Leu, invece, appoggia il M5S sulla nazionalizzazione, mentre Italia Viva, che giorni fa avvisò il Governo con un mezzo ultimatum di Maria Elena Boschi, parla di: “Discussione surreale” e di un Esecutivo che: “Dovrebbe accettare l’offerta di Autostrade”. E questo, per Conte, è un enorme problema: se Autostrade non dovesse volontariamente ritirarsi inizierebbero le procedure di revoca della concessione, il cui voto finale spetterebbe al Parlamento. E, a Palazzo Madama, sono i renziani a dettare legge. Il clima è incandescente: l’ex Ministro del Sud, Barbara Lezzi, ha chiesto che il Cdm di domani avvenga in diretta streaming affinchè tutti – pubblicamente – mettano a conoscenza gli italiani delle proprie intenzioni. Siamo arrivati a qualcosa che sembra una sfiducia ufficiosa. Conte, che sembra aver mollato le vesti di avvocato mediatore in questa circostanza, si schiera apertamente con i 5 Stelle.

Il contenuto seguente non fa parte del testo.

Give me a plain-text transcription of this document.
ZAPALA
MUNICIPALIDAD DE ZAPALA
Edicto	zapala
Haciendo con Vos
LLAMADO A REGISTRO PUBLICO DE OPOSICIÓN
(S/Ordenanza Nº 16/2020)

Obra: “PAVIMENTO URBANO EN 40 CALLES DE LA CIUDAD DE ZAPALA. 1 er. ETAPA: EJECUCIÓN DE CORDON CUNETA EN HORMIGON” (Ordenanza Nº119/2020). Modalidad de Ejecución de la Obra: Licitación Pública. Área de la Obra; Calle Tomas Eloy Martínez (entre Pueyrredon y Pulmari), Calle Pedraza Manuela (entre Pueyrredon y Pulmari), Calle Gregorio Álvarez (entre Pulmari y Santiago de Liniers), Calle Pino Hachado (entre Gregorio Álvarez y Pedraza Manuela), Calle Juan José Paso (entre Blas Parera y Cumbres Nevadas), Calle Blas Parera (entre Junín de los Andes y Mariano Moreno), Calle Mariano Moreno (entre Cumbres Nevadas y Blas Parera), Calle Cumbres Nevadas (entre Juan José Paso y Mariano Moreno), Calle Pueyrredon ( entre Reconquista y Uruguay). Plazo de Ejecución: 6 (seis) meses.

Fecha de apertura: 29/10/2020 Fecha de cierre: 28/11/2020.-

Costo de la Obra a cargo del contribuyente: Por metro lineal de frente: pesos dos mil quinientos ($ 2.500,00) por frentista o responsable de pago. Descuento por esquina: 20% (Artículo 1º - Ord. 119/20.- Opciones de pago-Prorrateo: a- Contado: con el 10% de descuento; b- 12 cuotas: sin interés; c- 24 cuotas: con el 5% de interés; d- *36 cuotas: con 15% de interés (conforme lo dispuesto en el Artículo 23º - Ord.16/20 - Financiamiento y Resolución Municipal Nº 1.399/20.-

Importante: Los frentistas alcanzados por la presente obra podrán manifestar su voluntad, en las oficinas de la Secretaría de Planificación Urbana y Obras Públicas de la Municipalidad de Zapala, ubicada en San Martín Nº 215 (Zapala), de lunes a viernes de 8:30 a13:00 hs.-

Ma lo fa anche per un’altra ragione. Il Premier e il suo staff sono rimasti sconvolti dai movimenti nell’ombra del Ministro degli Esteri Luigi Di Maio. L’ex capo politico ha dapprima incontrato il numero due della Lega Giancarlo Giorgetti, poi il 24 giugno l’ex presidente della Bce Mario Draghi, infine l’ex Premier Matteo Renzi e Gianni Letta. Cosa bolle in pentola è facile da immaginare: Di Maio vuole riprendersi la scena. Conte, dunque, schierandosi a favore della totale estromissione dei Benetton dalla società, vuole compattare il gruppo governista del Movimento. E magari conquistarlo, pezzo dopo pezzo, per arrivare – numericamente – forte a settembre, mese delle grandi decisioni, e del Mes.